Another cool thing - sound attenuation is crazy-good. This is the quietest house I’ve been in. We live about ½ mile from a major train yard, and inside we barely hear them groaning and clanging; its the same with thunder. And the house hardly creaks, when it does, its the floor system. And we don’t have to worry much about a tornado.

Other downsides: when the house moves with seasonal drying, there is a crack that opens up and water comes in. Flat roof and all. The crack runs along a hinge point where 3 doorways align through the length of the house, and they are located along the axis where the hillside dips and the groundwater is pouring out of the hillside. The foundation was no doubt under-engineered, so it moves pretty much all the time lately with the rain we’ve been having. I told the landlord just to figure on fixing it each year - the cost to repair it would be astronomical - exposing the foundation, underpinning, waterproofing, drainage system...major.

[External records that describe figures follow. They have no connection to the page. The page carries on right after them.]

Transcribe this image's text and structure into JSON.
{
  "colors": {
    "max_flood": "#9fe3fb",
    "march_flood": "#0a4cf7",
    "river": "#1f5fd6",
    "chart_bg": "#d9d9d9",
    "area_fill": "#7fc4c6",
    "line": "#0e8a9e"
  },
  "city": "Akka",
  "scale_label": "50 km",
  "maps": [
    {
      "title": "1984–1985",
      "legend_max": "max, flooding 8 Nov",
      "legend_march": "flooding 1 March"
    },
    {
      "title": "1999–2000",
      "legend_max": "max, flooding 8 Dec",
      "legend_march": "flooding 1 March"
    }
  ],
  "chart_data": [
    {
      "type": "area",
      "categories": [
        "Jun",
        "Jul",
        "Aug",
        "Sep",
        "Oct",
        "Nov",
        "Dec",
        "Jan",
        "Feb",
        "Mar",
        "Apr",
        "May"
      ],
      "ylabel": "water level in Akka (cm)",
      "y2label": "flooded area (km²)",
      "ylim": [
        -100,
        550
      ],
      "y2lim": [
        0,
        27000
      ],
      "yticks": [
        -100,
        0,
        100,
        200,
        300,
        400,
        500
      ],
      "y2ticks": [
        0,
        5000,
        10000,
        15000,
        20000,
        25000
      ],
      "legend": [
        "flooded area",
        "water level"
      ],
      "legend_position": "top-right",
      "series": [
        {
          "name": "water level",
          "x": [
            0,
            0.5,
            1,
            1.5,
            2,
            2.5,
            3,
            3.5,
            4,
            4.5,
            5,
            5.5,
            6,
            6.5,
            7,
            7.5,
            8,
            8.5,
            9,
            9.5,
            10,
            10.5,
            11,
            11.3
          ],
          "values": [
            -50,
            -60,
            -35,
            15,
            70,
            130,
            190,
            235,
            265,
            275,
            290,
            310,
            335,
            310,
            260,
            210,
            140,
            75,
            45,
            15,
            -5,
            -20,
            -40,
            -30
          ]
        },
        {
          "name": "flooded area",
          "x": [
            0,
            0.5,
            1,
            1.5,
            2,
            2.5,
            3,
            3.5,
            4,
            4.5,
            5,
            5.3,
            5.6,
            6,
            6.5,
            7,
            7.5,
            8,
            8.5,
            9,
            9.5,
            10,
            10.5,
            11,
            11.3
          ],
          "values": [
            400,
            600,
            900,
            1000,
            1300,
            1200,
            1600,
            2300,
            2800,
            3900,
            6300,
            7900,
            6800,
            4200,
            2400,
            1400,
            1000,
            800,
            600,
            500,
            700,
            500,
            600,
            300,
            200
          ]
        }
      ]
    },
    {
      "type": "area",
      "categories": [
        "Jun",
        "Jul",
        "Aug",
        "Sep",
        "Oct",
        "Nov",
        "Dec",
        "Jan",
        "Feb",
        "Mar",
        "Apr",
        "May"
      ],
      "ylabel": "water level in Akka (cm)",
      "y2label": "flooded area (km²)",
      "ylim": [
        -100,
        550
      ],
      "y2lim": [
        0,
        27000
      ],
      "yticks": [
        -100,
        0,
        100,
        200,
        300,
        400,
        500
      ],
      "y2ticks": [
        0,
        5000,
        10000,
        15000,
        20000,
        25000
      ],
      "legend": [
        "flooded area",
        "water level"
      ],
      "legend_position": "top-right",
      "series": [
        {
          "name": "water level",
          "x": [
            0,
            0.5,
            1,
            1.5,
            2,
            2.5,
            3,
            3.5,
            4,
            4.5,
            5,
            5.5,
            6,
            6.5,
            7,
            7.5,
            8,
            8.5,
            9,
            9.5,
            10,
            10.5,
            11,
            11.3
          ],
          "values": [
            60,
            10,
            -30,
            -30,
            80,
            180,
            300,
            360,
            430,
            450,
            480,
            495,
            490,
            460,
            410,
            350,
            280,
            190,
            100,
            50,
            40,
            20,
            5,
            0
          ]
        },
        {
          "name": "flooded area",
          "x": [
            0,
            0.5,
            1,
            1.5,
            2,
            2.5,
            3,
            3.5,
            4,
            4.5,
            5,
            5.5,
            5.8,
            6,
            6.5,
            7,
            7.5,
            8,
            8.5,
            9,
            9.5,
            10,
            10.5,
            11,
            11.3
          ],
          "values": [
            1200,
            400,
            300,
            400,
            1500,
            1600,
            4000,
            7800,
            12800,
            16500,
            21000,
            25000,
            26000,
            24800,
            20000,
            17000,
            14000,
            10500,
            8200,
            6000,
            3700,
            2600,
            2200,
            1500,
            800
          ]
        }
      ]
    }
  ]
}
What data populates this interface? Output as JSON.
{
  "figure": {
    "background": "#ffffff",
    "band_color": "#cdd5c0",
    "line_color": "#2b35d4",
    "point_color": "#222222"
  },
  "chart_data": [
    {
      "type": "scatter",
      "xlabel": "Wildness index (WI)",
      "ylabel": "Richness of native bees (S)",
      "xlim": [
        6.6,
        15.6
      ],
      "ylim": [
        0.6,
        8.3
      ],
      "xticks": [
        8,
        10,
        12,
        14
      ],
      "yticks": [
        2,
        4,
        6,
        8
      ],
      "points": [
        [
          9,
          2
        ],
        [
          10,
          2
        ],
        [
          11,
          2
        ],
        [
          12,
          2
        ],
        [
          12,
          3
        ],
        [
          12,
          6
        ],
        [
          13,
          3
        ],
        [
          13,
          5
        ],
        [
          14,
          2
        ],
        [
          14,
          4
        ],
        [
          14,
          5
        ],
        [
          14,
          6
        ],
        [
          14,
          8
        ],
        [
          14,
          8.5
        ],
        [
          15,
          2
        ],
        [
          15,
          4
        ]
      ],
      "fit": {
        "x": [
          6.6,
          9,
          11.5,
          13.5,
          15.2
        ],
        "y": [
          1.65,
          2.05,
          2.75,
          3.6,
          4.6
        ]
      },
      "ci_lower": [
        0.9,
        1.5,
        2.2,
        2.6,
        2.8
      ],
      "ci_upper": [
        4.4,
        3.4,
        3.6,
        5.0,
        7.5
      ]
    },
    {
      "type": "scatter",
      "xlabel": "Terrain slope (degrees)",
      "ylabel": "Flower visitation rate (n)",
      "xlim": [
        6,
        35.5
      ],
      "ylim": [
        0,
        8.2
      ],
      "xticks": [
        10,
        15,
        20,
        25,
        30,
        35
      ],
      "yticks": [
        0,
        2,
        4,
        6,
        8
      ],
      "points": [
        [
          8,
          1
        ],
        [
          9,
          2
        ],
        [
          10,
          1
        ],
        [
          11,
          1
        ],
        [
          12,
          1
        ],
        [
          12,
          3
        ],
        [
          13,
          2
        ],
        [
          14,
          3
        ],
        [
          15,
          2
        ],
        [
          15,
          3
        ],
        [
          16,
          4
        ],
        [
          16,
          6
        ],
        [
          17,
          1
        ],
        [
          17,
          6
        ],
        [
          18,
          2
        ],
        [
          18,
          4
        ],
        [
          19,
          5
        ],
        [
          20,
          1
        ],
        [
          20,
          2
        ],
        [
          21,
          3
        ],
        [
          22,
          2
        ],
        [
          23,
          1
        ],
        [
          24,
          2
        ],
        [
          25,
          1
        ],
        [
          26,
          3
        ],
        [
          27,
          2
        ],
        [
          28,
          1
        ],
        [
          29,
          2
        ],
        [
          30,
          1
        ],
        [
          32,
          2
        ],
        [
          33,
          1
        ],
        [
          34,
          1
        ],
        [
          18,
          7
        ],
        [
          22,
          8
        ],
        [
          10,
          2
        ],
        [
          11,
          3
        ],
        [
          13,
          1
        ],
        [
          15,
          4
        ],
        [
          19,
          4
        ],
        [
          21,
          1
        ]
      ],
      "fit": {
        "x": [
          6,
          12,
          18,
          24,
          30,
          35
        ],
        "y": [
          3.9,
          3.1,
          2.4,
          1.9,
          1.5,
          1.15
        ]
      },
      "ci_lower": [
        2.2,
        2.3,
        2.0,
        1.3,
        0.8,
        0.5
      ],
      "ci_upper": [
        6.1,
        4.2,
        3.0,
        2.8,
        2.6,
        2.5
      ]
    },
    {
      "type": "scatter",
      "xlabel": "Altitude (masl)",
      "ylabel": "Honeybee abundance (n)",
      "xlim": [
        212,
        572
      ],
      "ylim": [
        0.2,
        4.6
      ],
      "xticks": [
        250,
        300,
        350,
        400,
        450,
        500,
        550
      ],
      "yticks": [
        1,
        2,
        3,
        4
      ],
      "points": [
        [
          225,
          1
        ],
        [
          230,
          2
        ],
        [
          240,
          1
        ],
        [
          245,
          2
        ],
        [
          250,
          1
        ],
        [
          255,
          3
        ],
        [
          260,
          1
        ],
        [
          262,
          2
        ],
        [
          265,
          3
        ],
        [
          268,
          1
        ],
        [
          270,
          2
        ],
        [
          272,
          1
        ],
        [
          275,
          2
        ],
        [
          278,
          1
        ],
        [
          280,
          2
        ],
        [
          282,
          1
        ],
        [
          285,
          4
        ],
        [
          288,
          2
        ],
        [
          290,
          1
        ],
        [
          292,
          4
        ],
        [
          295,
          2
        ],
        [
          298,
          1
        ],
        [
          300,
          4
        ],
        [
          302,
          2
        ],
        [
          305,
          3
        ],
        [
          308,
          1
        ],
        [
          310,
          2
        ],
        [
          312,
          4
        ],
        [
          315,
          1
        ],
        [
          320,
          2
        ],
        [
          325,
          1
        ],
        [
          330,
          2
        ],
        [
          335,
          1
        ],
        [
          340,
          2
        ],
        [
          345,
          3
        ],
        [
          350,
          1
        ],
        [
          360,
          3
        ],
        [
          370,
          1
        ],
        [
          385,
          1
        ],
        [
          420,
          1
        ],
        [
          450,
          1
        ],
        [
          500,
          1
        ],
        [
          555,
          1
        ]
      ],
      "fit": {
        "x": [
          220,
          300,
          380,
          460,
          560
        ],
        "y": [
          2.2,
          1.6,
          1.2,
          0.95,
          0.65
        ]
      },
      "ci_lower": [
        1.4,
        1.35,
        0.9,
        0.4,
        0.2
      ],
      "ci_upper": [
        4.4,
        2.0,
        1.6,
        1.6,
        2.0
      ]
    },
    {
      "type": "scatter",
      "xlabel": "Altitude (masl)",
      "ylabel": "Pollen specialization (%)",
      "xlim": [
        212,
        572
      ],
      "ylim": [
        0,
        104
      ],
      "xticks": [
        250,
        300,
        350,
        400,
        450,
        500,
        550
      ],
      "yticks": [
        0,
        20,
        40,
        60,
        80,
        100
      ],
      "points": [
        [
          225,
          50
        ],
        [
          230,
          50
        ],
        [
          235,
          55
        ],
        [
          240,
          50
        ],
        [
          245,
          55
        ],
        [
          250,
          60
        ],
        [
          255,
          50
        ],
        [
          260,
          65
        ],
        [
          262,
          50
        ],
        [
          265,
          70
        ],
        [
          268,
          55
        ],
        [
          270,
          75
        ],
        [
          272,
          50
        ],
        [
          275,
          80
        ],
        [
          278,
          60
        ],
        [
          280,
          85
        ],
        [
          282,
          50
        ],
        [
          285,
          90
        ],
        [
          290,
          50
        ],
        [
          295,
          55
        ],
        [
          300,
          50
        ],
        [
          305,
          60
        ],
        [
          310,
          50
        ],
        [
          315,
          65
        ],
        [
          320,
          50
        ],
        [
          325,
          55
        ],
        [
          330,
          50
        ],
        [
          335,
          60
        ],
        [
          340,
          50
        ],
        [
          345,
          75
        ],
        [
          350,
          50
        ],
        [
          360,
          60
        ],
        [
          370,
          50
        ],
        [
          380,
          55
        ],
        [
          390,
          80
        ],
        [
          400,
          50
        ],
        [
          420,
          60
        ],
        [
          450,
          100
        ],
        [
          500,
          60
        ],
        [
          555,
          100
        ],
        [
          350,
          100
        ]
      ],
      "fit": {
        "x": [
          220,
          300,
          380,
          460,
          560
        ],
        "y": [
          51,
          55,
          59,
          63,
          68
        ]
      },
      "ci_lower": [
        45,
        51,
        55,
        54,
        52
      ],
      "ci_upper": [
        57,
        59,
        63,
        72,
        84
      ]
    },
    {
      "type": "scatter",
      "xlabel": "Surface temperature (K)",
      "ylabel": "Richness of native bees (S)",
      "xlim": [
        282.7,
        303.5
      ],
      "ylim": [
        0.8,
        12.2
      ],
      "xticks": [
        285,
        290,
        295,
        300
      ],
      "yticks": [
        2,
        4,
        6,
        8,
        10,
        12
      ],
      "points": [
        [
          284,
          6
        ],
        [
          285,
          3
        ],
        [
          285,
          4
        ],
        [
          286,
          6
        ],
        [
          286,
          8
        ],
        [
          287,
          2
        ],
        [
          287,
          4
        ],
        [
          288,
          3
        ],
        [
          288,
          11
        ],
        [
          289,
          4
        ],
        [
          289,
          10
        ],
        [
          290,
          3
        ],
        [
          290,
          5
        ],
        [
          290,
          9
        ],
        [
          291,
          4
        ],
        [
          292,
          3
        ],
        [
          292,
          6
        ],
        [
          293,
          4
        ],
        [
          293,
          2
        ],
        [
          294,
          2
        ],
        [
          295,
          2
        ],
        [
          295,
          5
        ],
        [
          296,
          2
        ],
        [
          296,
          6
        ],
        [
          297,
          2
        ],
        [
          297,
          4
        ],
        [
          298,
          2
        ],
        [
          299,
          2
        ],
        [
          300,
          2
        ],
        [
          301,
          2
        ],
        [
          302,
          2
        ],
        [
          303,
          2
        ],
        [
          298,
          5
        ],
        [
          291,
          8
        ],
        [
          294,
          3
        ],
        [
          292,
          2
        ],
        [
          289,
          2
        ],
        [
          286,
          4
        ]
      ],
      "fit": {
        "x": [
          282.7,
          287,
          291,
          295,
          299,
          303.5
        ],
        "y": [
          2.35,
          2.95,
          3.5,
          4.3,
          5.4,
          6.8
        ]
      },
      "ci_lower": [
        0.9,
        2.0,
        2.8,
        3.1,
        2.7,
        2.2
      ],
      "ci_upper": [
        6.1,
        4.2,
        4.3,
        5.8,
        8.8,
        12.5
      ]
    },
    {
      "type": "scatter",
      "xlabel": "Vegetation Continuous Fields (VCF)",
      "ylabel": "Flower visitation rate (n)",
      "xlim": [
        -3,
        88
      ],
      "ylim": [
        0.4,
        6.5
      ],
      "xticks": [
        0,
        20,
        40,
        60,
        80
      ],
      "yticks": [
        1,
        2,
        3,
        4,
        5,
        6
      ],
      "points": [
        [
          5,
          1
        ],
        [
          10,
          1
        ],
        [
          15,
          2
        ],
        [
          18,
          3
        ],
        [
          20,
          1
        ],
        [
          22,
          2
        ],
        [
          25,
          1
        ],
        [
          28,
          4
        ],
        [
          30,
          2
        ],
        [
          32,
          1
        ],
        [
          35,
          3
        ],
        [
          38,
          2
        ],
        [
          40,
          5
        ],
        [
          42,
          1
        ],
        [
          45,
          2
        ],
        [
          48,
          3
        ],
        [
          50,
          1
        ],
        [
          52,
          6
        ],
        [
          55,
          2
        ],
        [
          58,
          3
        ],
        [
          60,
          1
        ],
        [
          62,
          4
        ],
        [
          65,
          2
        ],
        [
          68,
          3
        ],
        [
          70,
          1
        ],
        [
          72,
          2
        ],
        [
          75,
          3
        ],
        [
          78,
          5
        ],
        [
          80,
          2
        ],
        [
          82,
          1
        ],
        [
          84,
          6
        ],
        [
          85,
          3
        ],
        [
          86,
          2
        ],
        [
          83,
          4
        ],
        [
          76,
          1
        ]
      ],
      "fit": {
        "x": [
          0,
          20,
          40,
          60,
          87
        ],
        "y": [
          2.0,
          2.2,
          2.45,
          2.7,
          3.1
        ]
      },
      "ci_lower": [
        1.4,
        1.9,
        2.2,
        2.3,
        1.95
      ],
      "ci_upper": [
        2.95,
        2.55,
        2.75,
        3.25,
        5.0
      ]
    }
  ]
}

Oh, and the dust - or lack of it. Since the house is basically a plane of concrete coated with latex, the only exterior dust and allergens entering the house come via the air entering the floor system, or open windows and doors, and around the holes punched in walls - windows, doors. I’ve noticed we breathe much better at night when we sleep  in this house - fewer stopped up noses and dry mouths. I’m guessing a combination of the cleaner air plus possibly higher humidity levels?

I haven’t been able to find out anything about the specific professor or the build team yet, but I’m still looking. I have found this page in the UT Arlington archives.  Structural terra cotta tiles would have been a dying breed when this home was built, giving way to CMU block. Pretty interesting stuff from a building science perspective.

As for us, it looks like we will be moving on to our ultimate destination soon, but our time here has been educational in several ways.

More to talk about with this house in future posts.